We’ve worked through all of that and these people still basically have twice the amount of money they had. And this is a percentage; it’s not a dollar amount. Twice the money they had in 2019. Well, they had it and they’ve probably had a shift in thinking. We’ve seen that before.

This is sort of the important part for a bond guy like me. This has been the trend of the ten year down to close to zero interest rates. We’ve been through that enough. It’s broken out of it. This for a bond guy is what’s known as a rich environment. And it is a rich environment. If you run a big institutional fund or have some money that absolutely has to be there, you can lock in four plus percent for ten years.

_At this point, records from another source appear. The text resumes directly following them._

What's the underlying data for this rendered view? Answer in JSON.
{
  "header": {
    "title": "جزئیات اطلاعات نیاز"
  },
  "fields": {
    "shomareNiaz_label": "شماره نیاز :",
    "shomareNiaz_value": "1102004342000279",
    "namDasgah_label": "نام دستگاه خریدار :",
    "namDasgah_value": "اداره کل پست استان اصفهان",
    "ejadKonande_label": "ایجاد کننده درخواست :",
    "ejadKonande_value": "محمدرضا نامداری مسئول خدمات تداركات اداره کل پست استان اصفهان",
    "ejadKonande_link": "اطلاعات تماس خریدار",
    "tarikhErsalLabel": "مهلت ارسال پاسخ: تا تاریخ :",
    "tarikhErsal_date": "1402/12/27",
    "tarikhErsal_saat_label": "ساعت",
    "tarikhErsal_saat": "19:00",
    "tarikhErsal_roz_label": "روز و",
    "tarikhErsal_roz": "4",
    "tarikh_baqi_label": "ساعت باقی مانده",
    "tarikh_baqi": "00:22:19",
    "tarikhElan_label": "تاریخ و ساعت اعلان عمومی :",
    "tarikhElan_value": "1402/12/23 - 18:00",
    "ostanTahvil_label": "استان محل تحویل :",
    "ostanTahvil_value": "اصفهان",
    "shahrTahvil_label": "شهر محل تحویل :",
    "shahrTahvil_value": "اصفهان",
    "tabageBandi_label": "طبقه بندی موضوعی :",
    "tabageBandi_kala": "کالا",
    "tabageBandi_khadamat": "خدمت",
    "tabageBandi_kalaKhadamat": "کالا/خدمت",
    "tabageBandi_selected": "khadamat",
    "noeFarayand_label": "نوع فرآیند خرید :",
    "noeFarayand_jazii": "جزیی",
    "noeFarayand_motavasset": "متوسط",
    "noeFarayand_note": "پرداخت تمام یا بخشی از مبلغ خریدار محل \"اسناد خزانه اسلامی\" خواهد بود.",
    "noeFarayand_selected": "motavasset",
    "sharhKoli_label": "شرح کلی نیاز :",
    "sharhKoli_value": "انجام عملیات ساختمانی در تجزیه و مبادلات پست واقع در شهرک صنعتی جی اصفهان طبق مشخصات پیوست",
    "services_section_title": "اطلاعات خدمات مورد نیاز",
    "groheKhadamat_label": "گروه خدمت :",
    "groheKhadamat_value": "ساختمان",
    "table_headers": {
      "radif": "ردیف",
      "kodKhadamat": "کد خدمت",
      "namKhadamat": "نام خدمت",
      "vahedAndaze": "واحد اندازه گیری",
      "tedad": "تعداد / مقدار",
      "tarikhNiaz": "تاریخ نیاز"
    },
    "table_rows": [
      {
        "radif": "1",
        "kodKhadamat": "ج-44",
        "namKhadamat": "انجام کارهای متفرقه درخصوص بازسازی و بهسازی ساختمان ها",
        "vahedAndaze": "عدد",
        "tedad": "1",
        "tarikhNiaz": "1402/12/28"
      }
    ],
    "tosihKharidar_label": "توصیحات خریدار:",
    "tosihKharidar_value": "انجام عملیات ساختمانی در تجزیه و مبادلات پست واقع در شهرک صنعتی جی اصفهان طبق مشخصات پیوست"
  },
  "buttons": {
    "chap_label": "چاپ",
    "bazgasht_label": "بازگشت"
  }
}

That’s good.

There’s a lot of people out there buying them right now. The trend is, yeah, we’re going to get a little bit more and yeah, the yields are going to go up a little bit more. But that fixed income side of thing is getting attractive. Here’s just the last couple of weeks the stock market was moving along just fine, thinking the interest rates are going to go down here shortly. Don’t believe that. There’s no reason to believe that.

Everyone knows in my opinion, the Federal Reserve has done a great job in this environment and they’re very unlikely to start doing things that are dumb now and lowering rates now would be dumb, we got to slow things more.

The point is, the equity people have done a little bit, and since they didn’t raise the rates, they sold out equities, there on the left buying money markets. And by the way, the scale here is billions. Yeah, last week it was 30 billion, no problem. Into money markets. And when you read about all the treasury or the Fed, whoever it is has to sell Treasuries, and that’s always a big misnomer.

Well, in some respects it’s for this, because people are buying money markets and they need more Treasuries in the system. Okay, we’re going to get a quarter point increase soon. There isn’t any other drama. The equity market got a little bit ahead of itself. I think they’re going to simmer down. I don’t anticipate rates cooling in 2023. So more later when we get a little more data.